Extrait de :
Journal des Goncourt - Mémoires de la vie littéraire
-
Troisième volume. 1866-1870, G. Charpentier et Cie,
1888
p. 128-129 et p. 134-136.
Théophile Gautier,
qui est dans ce moment maestro di casa, nous
présente à la Païva, en son
légendaire hôtel des
Champs-Élysées. Un vieille courtisane peinte
et plâtrée, l'aspect d'une actrice de province,
avec un sourire et des cheveux faux.
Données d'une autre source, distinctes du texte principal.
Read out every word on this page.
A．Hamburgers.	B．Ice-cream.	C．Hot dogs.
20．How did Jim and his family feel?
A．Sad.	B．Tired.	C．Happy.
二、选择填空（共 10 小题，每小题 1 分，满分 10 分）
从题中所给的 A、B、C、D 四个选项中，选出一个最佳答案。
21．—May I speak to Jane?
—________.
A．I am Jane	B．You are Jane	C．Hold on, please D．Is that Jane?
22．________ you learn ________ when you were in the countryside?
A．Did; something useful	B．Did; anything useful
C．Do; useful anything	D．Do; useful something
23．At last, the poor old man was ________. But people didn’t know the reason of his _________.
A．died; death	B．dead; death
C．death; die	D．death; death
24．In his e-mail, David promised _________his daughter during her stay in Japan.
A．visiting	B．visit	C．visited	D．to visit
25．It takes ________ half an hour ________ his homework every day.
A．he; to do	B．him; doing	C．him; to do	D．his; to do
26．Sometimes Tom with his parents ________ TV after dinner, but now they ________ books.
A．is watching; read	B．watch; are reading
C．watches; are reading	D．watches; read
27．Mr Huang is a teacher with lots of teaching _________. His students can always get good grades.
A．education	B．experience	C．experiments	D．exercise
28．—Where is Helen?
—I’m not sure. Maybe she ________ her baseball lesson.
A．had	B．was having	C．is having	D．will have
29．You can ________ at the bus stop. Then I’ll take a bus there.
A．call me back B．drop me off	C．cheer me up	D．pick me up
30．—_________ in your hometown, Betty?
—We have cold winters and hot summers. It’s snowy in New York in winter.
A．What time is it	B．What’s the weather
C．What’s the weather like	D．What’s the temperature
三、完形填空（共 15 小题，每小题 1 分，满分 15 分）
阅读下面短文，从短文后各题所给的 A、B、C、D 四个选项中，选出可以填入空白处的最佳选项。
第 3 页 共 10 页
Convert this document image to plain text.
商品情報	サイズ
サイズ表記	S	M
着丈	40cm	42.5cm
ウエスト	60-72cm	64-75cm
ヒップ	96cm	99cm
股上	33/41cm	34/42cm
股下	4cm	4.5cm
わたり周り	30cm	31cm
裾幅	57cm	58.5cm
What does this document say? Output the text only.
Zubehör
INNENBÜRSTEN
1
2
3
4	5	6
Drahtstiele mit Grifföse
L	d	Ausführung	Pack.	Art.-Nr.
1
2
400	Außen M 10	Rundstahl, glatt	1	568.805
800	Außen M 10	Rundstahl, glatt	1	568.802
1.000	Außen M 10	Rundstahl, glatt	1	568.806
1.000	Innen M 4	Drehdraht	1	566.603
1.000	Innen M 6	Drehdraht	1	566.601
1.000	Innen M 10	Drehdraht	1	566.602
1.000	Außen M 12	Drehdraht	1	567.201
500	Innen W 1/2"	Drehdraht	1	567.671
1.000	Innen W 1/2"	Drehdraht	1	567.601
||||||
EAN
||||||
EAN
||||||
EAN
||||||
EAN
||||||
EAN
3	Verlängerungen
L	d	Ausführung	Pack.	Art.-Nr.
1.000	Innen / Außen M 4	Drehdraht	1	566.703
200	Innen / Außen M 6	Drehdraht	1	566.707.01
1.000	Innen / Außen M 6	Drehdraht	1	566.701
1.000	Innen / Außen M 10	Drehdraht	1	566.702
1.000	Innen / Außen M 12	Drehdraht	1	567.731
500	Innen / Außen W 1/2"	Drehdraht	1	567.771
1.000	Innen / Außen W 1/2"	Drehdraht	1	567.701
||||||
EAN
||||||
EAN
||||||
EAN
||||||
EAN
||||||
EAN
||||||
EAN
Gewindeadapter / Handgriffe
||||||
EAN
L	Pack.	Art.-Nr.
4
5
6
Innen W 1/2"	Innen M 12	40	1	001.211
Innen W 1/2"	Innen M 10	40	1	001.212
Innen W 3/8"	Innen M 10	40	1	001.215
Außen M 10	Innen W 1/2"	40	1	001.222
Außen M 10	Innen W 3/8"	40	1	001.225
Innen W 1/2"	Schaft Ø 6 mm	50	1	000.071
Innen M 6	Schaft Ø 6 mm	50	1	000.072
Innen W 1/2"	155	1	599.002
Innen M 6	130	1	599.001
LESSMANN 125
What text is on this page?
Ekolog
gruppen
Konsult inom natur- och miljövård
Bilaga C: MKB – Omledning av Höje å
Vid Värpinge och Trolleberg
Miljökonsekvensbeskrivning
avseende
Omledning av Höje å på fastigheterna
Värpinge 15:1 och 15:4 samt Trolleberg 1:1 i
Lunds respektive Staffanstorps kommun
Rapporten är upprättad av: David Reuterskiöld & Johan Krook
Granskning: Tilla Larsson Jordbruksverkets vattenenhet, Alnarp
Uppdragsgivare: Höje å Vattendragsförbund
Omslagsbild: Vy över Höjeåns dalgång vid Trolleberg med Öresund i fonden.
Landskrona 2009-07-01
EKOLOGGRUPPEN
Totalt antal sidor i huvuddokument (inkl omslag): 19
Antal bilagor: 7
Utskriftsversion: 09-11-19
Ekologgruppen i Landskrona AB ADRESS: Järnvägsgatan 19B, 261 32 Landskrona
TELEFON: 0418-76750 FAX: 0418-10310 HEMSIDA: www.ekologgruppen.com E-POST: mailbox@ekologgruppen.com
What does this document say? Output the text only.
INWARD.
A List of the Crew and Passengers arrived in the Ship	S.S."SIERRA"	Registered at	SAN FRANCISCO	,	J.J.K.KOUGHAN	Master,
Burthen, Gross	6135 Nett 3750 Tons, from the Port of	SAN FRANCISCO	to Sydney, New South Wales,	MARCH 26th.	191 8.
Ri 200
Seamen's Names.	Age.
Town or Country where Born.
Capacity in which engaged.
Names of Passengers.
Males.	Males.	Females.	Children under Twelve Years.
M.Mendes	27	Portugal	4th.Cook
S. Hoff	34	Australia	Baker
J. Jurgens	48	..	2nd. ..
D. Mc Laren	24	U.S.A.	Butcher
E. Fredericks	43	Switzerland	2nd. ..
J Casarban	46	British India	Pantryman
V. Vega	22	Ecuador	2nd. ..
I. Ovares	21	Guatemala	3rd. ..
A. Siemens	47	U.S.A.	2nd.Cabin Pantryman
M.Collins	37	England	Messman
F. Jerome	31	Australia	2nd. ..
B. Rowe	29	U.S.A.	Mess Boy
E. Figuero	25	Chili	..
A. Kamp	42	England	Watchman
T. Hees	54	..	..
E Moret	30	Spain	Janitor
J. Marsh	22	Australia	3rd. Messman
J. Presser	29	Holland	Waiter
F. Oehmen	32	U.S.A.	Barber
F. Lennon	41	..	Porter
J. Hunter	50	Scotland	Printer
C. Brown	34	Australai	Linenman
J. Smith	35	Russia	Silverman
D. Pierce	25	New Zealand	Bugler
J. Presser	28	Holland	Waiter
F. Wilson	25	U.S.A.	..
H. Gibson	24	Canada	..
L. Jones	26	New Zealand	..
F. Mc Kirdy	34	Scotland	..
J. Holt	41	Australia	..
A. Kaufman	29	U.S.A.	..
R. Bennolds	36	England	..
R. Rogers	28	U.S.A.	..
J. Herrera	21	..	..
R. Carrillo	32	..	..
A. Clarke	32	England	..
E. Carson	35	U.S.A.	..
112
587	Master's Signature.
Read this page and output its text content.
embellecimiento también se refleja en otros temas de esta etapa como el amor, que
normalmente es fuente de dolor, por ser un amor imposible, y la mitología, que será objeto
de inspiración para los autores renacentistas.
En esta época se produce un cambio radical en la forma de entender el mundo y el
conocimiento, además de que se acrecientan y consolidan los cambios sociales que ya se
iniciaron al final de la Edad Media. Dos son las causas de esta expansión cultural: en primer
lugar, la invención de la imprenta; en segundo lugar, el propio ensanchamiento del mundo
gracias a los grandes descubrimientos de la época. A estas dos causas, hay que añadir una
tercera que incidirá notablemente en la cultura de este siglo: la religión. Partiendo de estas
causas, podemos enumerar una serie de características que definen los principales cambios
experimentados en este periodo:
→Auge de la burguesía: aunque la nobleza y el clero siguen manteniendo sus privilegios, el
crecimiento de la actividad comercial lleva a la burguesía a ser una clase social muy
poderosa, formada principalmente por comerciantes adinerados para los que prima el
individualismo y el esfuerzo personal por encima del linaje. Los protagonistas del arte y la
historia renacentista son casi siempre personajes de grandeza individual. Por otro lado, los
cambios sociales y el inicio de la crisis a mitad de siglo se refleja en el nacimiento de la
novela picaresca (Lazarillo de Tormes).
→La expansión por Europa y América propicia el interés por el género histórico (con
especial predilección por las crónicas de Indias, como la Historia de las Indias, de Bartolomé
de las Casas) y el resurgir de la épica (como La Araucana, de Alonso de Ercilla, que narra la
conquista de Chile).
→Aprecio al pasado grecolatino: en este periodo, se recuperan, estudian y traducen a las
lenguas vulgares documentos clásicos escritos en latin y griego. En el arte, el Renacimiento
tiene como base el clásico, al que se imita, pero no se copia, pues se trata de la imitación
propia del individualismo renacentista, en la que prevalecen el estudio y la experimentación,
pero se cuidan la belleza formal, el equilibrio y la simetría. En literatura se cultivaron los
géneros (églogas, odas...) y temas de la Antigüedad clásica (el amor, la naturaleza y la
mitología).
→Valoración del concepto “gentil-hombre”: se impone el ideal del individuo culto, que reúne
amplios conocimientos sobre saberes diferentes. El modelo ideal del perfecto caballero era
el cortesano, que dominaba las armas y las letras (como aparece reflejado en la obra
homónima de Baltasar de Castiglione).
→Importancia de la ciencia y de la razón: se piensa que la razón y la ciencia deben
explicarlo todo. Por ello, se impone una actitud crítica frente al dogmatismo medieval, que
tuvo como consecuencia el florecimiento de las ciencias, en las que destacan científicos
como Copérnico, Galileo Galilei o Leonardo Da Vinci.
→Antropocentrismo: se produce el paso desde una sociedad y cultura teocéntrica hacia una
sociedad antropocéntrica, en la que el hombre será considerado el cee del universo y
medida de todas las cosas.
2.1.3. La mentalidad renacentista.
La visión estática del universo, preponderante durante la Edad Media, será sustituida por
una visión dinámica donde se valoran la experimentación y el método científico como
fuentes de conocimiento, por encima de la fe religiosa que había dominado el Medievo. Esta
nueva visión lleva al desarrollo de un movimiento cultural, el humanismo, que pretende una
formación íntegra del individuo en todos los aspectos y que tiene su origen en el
On prend le thé dans
la salle à manger, qui, en dépit de tout son
luxe et de la surcharge de son mauvais goût
renaissance, en dépit des sommes ridicules qu'ont
coûté ses marbres, ses boiseries, ses
peintures, ses émaux, et la ciselure de ces
candélabres d'argent massif venant des mines du
Prussien entreteneur se trouvant là, n'est au fond
qu'un riche cabinet de restaurant, un salon des
Provençaux pour millionnaires. [
]. Et on sent
tomber sur cette table magnifique, éclairée de
l'incendie des lustres, le froid spécial aux maisons
de filles jouant la femme du monde, ce froid composé
d'ennui et de malaise, qui glace, dans les palais de la
prostitution et les Louvres de la putinerie, le naturel et
l'esprit des gens qui passent. [
] Vendredi 24
mai.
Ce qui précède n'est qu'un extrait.